What I made wasn't all that hard, but you, my far-flung readers, may not be able to get one of the ingredients. You'll know it when I get to it.
My dear children seldom reside chez nous, so when they are at home, I go into a frenzy of cooking. Dear Lucy Marmalade had her beloved shrimp and corn soup for 2 days. Then Frugal Son returned from France and we had a big pot of gumbo (not up to my usual standards, I'm afraid). One day remained, before both kids went off to their jobs as Residence Assistants at the Advance Program, at the site of their beloved high school, Louisiana School of Math, Science, and the Arts.
What to cook for their last night at home, after so few? Also, in spite of the many virtues of the school, the food is pretty bad. I happened to see a small piece of TASSO REDUCED FOR QUICK SALE.
KARMA. I realized that I could make a recipe I jotted down from a library copy of Susan Spicer's cookbook. Spicer, who is now a consultant for the show Treme, and was written about in the Wall Street Journal recently, owns the restaurant Bayona.
Since I jotted the recipe down, I don't have proportions. The dish is shrimp in tasso cream sauce on cheese and pepper grit cakes. Wow! That sounds fancy and too hard for mere mortals. Not so.

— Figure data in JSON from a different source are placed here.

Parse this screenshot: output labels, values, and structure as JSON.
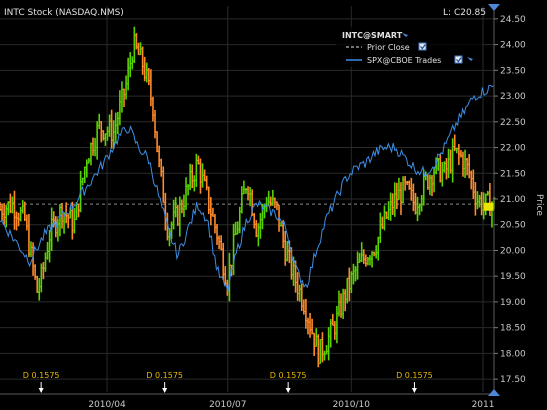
{
  "title": "INTC Stock (NASDAQ.NMS)",
  "last_price_label": "L: C20.85",
  "legend": {
    "header": "INTC@SMART",
    "items": [
      {
        "label": "Prior Close",
        "color": "#9a9a9a",
        "style": "dashed"
      },
      {
        "label": "SPX@CBOE Trades",
        "color": "#3c8ee6",
        "style": "solid"
      }
    ]
  },
  "colors": {
    "up": "#5ad200",
    "down": "#ff8a2a",
    "spx": "#3c8ee6",
    "prior_close": "#8a8a8a",
    "grid": "#2a2a2a",
    "dividend": "#e6b800",
    "last_tag": "#e6e600"
  },
  "chart_data": {
    "type": "line",
    "ylabel": "Price",
    "y_ticks": [
      "17.50",
      "18.00",
      "18.50",
      "19.00",
      "19.50",
      "20.00",
      "20.50",
      "21.00",
      "21.50",
      "22.00",
      "22.50",
      "23.00",
      "23.50",
      "24.00",
      "24.50"
    ],
    "ylim": [
      17.25,
      24.75
    ],
    "x_ticks": [
      {
        "label": "2010/04",
        "t": 0.2167
      },
      {
        "label": "2010/07",
        "t": 0.4611
      },
      {
        "label": "2010/10",
        "t": 0.7111
      },
      {
        "label": "2011",
        "t": 0.9778
      }
    ],
    "prior_close": 20.9,
    "last_price": 20.85,
    "dividends": [
      {
        "label": "D 0.1575",
        "t": 0.0833
      },
      {
        "label": "D 0.1575",
        "t": 0.3333
      },
      {
        "label": "D 0.1575",
        "t": 0.5833
      },
      {
        "label": "D 0.1575",
        "t": 0.8389
      }
    ],
    "intc_anchors": [
      [
        0.0,
        20.8
      ],
      [
        0.025,
        20.9
      ],
      [
        0.05,
        20.6
      ],
      [
        0.075,
        19.2
      ],
      [
        0.085,
        19.5
      ],
      [
        0.1,
        20.3
      ],
      [
        0.125,
        20.8
      ],
      [
        0.15,
        20.5
      ],
      [
        0.175,
        21.8
      ],
      [
        0.2,
        22.4
      ],
      [
        0.23,
        22.3
      ],
      [
        0.255,
        23.2
      ],
      [
        0.27,
        24.0
      ],
      [
        0.29,
        23.6
      ],
      [
        0.31,
        22.8
      ],
      [
        0.32,
        21.8
      ],
      [
        0.34,
        20.4
      ],
      [
        0.36,
        20.7
      ],
      [
        0.38,
        21.2
      ],
      [
        0.4,
        21.7
      ],
      [
        0.42,
        21.0
      ],
      [
        0.44,
        20.3
      ],
      [
        0.46,
        19.4
      ],
      [
        0.475,
        20.2
      ],
      [
        0.5,
        21.4
      ],
      [
        0.52,
        20.4
      ],
      [
        0.54,
        21.0
      ],
      [
        0.56,
        20.8
      ],
      [
        0.575,
        20.1
      ],
      [
        0.595,
        19.5
      ],
      [
        0.615,
        19.0
      ],
      [
        0.63,
        18.5
      ],
      [
        0.645,
        18.0
      ],
      [
        0.66,
        18.2
      ],
      [
        0.68,
        18.6
      ],
      [
        0.7,
        19.2
      ],
      [
        0.72,
        19.6
      ],
      [
        0.74,
        19.9
      ],
      [
        0.76,
        20.1
      ],
      [
        0.78,
        20.6
      ],
      [
        0.8,
        21.0
      ],
      [
        0.82,
        21.2
      ],
      [
        0.84,
        20.9
      ],
      [
        0.86,
        21.3
      ],
      [
        0.88,
        21.6
      ],
      [
        0.9,
        21.5
      ],
      [
        0.92,
        21.9
      ],
      [
        0.935,
        21.8
      ],
      [
        0.95,
        21.5
      ],
      [
        0.965,
        21.0
      ],
      [
        0.98,
        20.9
      ],
      [
        1.0,
        20.9
      ]
    ],
    "spx_anchors": [
      [
        0.0,
        20.6
      ],
      [
        0.03,
        20.2
      ],
      [
        0.06,
        19.8
      ],
      [
        0.09,
        20.3
      ],
      [
        0.12,
        20.6
      ],
      [
        0.15,
        20.9
      ],
      [
        0.18,
        21.3
      ],
      [
        0.21,
        21.7
      ],
      [
        0.24,
        22.2
      ],
      [
        0.26,
        22.4
      ],
      [
        0.28,
        22.0
      ],
      [
        0.3,
        21.8
      ],
      [
        0.32,
        21.1
      ],
      [
        0.34,
        20.4
      ],
      [
        0.36,
        19.9
      ],
      [
        0.38,
        20.4
      ],
      [
        0.4,
        20.9
      ],
      [
        0.42,
        20.6
      ],
      [
        0.44,
        19.6
      ],
      [
        0.46,
        19.2
      ],
      [
        0.48,
        20.0
      ],
      [
        0.5,
        20.6
      ],
      [
        0.52,
        20.9
      ],
      [
        0.54,
        20.8
      ],
      [
        0.56,
        20.7
      ],
      [
        0.58,
        20.4
      ],
      [
        0.6,
        19.6
      ],
      [
        0.62,
        19.3
      ],
      [
        0.64,
        20.0
      ],
      [
        0.66,
        20.6
      ],
      [
        0.68,
        21.0
      ],
      [
        0.7,
        21.4
      ],
      [
        0.72,
        21.6
      ],
      [
        0.74,
        21.7
      ],
      [
        0.76,
        21.9
      ],
      [
        0.78,
        22.0
      ],
      [
        0.8,
        22.0
      ],
      [
        0.82,
        21.8
      ],
      [
        0.84,
        21.6
      ],
      [
        0.86,
        21.5
      ],
      [
        0.88,
        21.7
      ],
      [
        0.9,
        22.0
      ],
      [
        0.92,
        22.4
      ],
      [
        0.94,
        22.7
      ],
      [
        0.96,
        23.0
      ],
      [
        0.98,
        23.1
      ],
      [
        1.0,
        23.2
      ]
    ]
  }
}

First, for the grits, I subbed polenta, which I made in the slow cooker. I mixed in cheddar and canned roasted peppers when it was done (leaving out milk, home-roasted poblanos, etc). I couldn't make the cakes because I goofed and added too much water to the polenta. It was still good.
The tasso cream sauce called for a roux with onion, green onion, celery (none of which I had, so I used leeks), with cream (used evaporated milk instead). Oh-and a little shrimp stock, which I also didn't have, since I was using frozen shrimp. Then I added the strips of the tasso.
Shrimp-frozen I hardly ever use frozen, but there was a price war when a new grocery opened and frozen largish-size shrimp were $3.00/lb. (I know, I know, but we won't be having shrimp much longer [BP], and it won't be cheap, so don't be jealous.)
So--a beautiful pool of polenta, with another beautiful pool of shrimp in sauce, with plain garden greens on the side to ward off the crise de foie that can come from such rich food.
The dinner itself was very pleasant, except that Frugal Son passed out from jet-lag exhaustion right as we were setting the table. His place was taken by a friend of his (who keeps saying we adopted him), who had a similar dish at a fancy restaurant in honor of his college graduation. He said ours was AS GOOD!
We saved a plate for Frugal Son, who staggered in after we finished.
No pics; we ate it all up.
Frugal Point: The food was great, the company was good, Frugal Son's collapse was accommodated, as was the presence of an unexpected guest, the cost was low.
As for Susan Spicer, here's her book:
The recipe I made isn't included in the Search Inside feature, but look how cheaply you can get a used copy ($7.50). I may buy one myself. There are lot of goodies in the book.
Do you cook anything that makes you swoon?